Silvio Brusaferro, presidente ISS

La cosiddetta variante inglese (B.1.1.7) del virus SasrCoV2, temuta per la sua maggiore trasmissibilità, è ormai diventato il ceppo dominante in Italia. La conferma arriva dall’ultima indagine rapida dell’Istituto superiore di sanità, in base alla quale tale mutazione è pari al 91,6% dei casi sul campione nazionale esaminato in un singolo giorno, lo scorso 15 aprile. La stessa indagine lampo ha invece evidenziato un solo caso collegato alla variante indiana del virus, che sta dilagando nel Paese asiatico.

La variante GB, emerge dallo studio, è dunque in crescita rispetto alla prevalenza dell’86,7% della precedente indagine relativa al 18 marzo, con valori oscillanti tra le singole regioni tra il 77,8% e il 100%. Per la variante 'brasiliana' (P.1) la prevalenza emersa con l’ultima indagine è invece pari al 4,5% (0%-18,3%, mentre era il 4,0% nella scorsa survey del 18 marzo). Al 15 aprile scorso, le altre varianti monitorate in Italia sono invece risultate sotto lo 0,5%, con un singolo caso della cosiddetta variante indiana (B.1.617.2) rilevato in Veneto e 11 di quella nigeriana (B.1.525).

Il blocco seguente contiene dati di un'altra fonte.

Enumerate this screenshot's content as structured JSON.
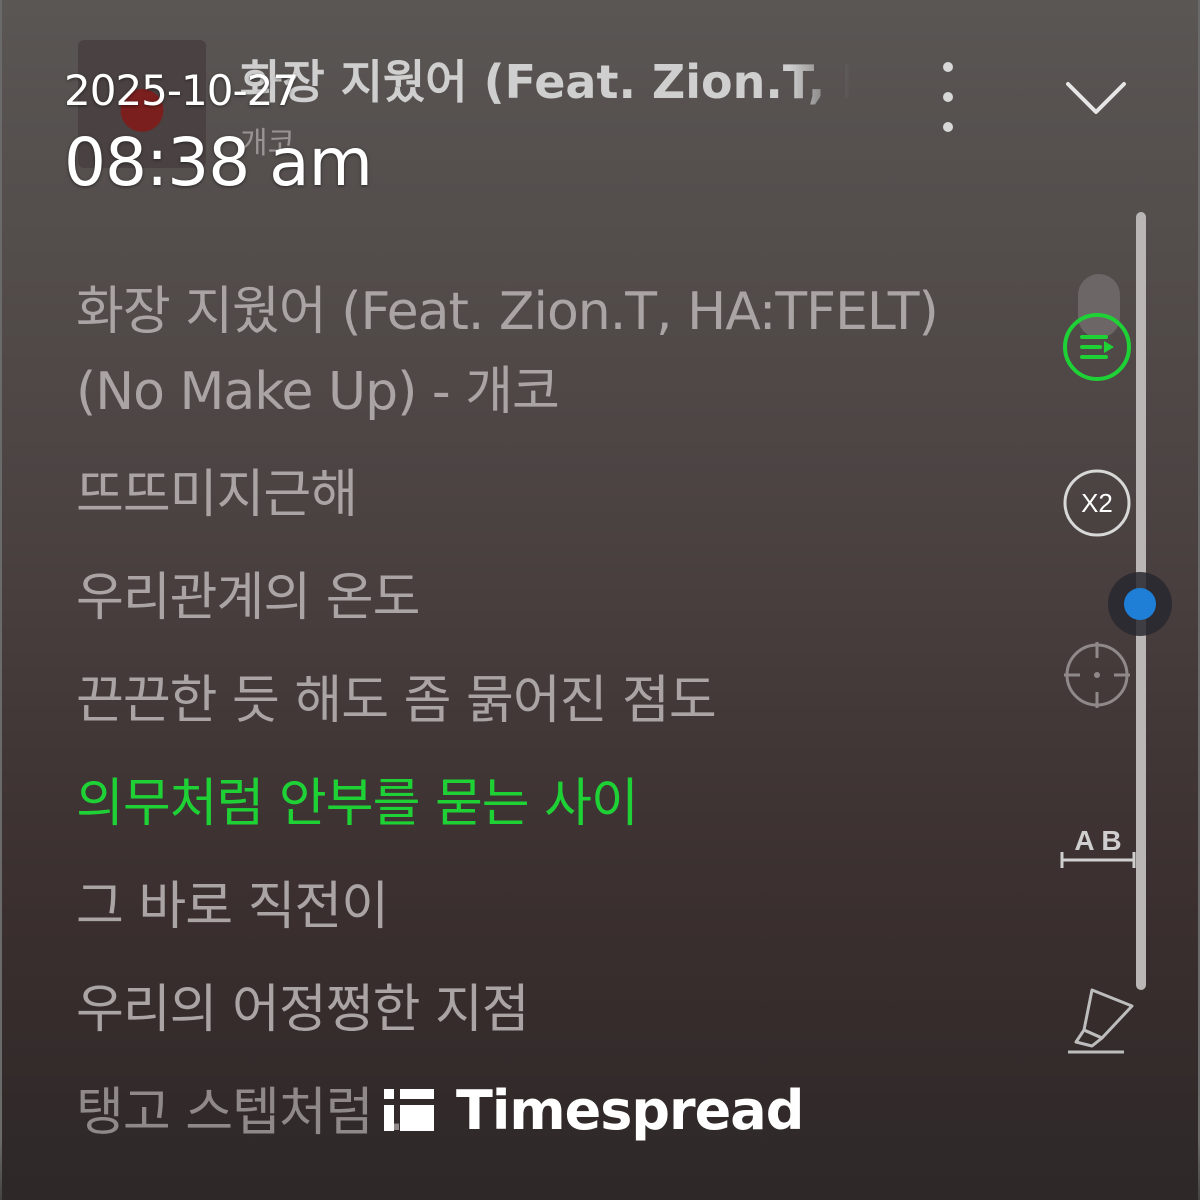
{
  "header": {
    "song_title": "화장 지웠어 (Feat. Zion.T, HA:TFELT)",
    "artist": "개코"
  },
  "timestamp": {
    "date": "2025-10-27",
    "time": "08:38 am"
  },
  "lyrics": {
    "lines": [
      "화장 지웠어 (Feat. Zion.T, HA:TFELT) (No Make Up) - 개코",
      "뜨뜨미지근해",
      "우리관계의 온도",
      "끈끈한 듯 해도 좀 묽어진 점도",
      "의무처럼 안부를 묻는 사이",
      "그 바로 직전이",
      "우리의 어정쩡한 지점",
      "탱고 스텝처럼 ..."
    ],
    "active_index": 4
  },
  "controls": {
    "speed_label": "X2",
    "ab_label": "A B",
    "icons": [
      "playlist-play-icon",
      "speed-x2-icon",
      "crosshair-icon",
      "ab-repeat-icon",
      "highlighter-icon",
      "chevron-down-icon",
      "more-vertical-icon"
    ]
  },
  "watermark": {
    "brand": "Timespread"
  },
  "colors": {
    "active_lyric": "#1ed236",
    "inactive_lyric": "#aaa5a4",
    "scroll_thumb": "#1f7fd6"
  }
}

La nuova indagine rapida - condotta da Iss e ministero della Salute insieme ai laboratori regionali e alla Fondazione Bruno Kessler - integra le attività di monitoraggio di routine, e non contiene quindi tutti i casi di varianti rilevate ma solo quelle relative alla giornata presa in considerazione. Per l’indagine è stato chiesto ai laboratori delle Regioni e Province autonome di selezionare dei sottocampioni di casi positivi e di sequenziare il genoma del virus.

In totale, hanno partecipato all’indagine le 21 Regioni/Province autonome e complessivamente 113 laboratori, per un totale di 2.000 campioni. La situazione richiede, avvertono Iss e ministero, un attento monitoraggio e misure adeguate. Infatti, nel contesto italiano in cui la vaccinazione «sta procedendo ma non ha ancora raggiunto coperture sufficienti - si legge nell’indagine - la diffusione di varianti a maggiore trasmissibilità può avere un impatto rilevante se non vengono adottate misure di mitigazione adeguate».

Inoltre, mentre la variante inglese è ormai «ampiamente predominante, particolare attenzione - si rileva - va riservata alla variante brasiliana, la cui prevalenza è rimasta pressoché invariata rispetto alle precedenti indagini». Al fine di contenere ed attenuare l’impatto delle varianti è importante, avvertono gli esperti, mantenere l’incidenza a valori che permettano il sistematico della maggior parte dei casi. Sulla questione delle varianti è intervenuto il presidente dell’Iss Silvio Brusaferro che, durante la consueta conferenza stampa al ministero della Salute sui dati del monitoraggio settimanale, ha sottolineato come il virus muti «continuamente ma non tutte le mutazioni sono di interesse e ci devono preoccupare. Diventano preoccupanti - ha detto - quando c'è un aumento di trasmissibilità o virulenza».

La variante inglese, ha osservato, «è ormai la variante di base nel nostro Paese. È importante continuare ad abbassare l’incidenza per contenere i casi». Inoltre, ha sottolineato il direttore della Prevenzione del ministero della Salute Gianni Rezza, «solo in un caso nell’indagine lampo dell’Iss è stata rilevata la variante indiana, che ad oggi non è una variante 'di preoccupazione', ma va investigata. Si parla molto dell’India ma l’epidemia lì è sostenuta in gran parte dalla variante inglese, però parliamo di un paese di 1,4 miliardi di abitanti, per cui i numeri sono comunque elevati». La svolta, anche rispetto alle varianti, ha concluso Rezza, può essere rappresentata solo dalla più ampia copertura vaccinale possibile.